Homework 5

Deadline: 1st January 2017.

Submit: by web form

General rules: read them

The description of the problem

Implement two types of hash tables (cuckoo and linear probing) and three systems of hash functions (tabulation, multiply-shift, and a naive modulo). Then study their performance in two cases.

The families of hash functions

Let U = {0, ..., 2u - 1} be the universe and m=2k be the size of the hash table where u is at least 31. All hashing systems map the universe to the table {0, ..., m - 1}.

Tabulation. Let x be an element of the universe U. If we treat x as a bitstring then we can split it into c parts each having the same length (except one if you choose 31 or 63 bit integers instead of 32 or 64), i.e. x = x1x2...xc. For each part we randomly initialize a tabulation table. Such a table contains exactly 2u/c bit strings of length k. Then h(x) = T1(x1) XOR T2(x2) XOR ... XOR Tc(xc). In other words, each part of the bit string x determines an index in its tabulation table. The entries at the indices contain values from the set {0, ..., m - 1}. The value of the hash function is the XOR of these values. Use a reasonable value of c, which balances the time to compute the hash function and the memory consumption of all tables.

Multiply-shift function.

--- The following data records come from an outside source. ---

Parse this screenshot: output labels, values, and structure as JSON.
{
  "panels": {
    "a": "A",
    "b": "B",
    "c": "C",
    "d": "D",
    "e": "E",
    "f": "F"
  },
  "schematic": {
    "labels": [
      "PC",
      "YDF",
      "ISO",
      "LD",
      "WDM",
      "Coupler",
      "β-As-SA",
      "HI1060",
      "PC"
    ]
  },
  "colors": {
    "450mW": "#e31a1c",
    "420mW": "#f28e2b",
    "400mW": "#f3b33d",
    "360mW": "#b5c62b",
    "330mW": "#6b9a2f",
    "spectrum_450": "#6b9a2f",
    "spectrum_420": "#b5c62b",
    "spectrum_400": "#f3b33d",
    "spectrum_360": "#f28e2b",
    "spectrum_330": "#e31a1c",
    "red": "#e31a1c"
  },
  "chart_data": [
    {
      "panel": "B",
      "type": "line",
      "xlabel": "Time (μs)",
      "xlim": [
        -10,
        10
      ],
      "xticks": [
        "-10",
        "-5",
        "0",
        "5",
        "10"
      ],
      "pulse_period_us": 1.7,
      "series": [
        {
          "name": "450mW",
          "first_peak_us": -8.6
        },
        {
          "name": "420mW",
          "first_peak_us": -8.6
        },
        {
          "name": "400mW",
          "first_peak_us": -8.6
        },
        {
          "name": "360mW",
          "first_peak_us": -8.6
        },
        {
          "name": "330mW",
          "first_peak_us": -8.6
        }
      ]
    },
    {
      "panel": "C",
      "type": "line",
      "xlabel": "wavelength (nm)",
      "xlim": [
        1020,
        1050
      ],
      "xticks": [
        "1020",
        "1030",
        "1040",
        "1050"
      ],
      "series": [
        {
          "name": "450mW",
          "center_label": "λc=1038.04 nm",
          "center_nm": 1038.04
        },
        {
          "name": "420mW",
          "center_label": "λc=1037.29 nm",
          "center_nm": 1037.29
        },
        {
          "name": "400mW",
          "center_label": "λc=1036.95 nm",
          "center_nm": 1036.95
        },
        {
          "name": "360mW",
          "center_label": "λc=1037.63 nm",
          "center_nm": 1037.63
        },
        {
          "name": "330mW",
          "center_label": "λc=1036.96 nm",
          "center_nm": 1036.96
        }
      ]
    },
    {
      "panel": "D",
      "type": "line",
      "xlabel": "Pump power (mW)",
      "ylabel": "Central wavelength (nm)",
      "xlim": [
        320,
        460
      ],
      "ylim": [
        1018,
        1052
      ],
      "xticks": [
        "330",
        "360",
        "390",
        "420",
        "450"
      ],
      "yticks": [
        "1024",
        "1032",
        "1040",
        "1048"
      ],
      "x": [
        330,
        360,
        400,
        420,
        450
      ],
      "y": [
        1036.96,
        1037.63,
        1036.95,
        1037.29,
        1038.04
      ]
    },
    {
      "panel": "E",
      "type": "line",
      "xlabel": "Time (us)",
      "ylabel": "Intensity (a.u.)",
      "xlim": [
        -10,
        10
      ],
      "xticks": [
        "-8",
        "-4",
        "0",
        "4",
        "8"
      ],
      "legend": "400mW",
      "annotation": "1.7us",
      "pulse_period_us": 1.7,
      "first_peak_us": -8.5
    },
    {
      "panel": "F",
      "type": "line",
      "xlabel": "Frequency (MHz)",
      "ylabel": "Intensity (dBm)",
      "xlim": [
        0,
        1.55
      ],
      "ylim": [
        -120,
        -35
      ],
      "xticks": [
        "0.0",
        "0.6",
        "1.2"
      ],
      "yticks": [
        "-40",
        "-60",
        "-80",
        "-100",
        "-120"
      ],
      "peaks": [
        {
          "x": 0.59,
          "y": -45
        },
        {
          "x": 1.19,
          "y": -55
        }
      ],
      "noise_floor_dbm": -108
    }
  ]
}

Let x be an element of the universe U and let a be a random odd number chosen uniformly from the universe U. Then h(x) = ((a * x) mod |U|) / (|U| / m). Implement this function efficiently.

The naive modulo function. Let x be an element of the universe U. Then h(x) = x mod m.

Random case study

Study how the running time and number of steps depend on the load factor for the following combinations of hash tables and functions.

  • Cuckoo hashing with tabulation

  • Cuckoo hashing with a multiply-shift function

  • Linear probing with tabulation

  • Linear probing with a multiply-shift function

  • Linear probing with the naive modulo function

We study the complexity (running time and the number of steps) of operation insert only. When using linear probing, the number of steps is the number of accessed cells to find an empty cell. When using Cuckoo hashing, the number of steps is the number of swaps needed to insert a new element, including swaps from the subsequent rehash operations.

Plot two graphs, each having one curve for every combination of a hash table and a hash function. The first graph shows how the running time depends on the load factor and the second graph shows how the number of steps depends on the load factor. For the measurements, consider a table of fixed size at least m = 220 and use a random number generator to generate the input sequence of inserted elements.

When an element is inserted, the table has some load factor. The goal is to study how the complexity of insertion depends on this load factor. In order to plot both graphs, average the complexity of insertion for tables with similar load factors. For example, you could split the insertion sequence into 100 subsequences and then measure the average complexity for every subsequence.

As always, the aim is to draw a graph from which the behaviour of the specified data structures can be read. So, you can cut off each curve where the measured values are too large. For linear probing it is theoretically possible to fill the table completely. However, you can stop the experiment when the load factor is almost 1. For cuckoo hashing, you can stop when inserting one element causes too many rehashes.

Case study of sequential inserts into a table using linear probing

Here, we consider only linear probing with tabulation and multiply-shift, and we measure only the number of steps. The input sequence of inserted elements is 1, 2, 3, ... . The goal is to study the dependence of the number of steps to insert an element on the size of the table m when the table is almost full (the load factor is around 0.9). The sizes of the table m are powers of two. For every size m, run sufficiently many tests. In every test t, first insert elements smaller than 0.89*m and then measure the average number of steps St to insert elements from 0.89*m to 0.91*m. Determine the following five statistical values for every size m to obtain five curves both for tabulation and multiply-shift:

  • the smallest value of St over all tests t,

  • the largest value of St,

  • the average of St,

  • the median of St, and

  • the last decile of St, i.e. a number which is at least as large as 90% of the values St but smaller than 10% of the values St.

Using one or more graphs, find a nice way to plot ten curves that depend on the size m from these five statistical values for both hashing functions. You should run sufficiently many tests to obtain statistically accurate results and also choose a reasonable range for the table sizes m.

You can use any appropriate tool or library to determine the required statistical values from the measured values.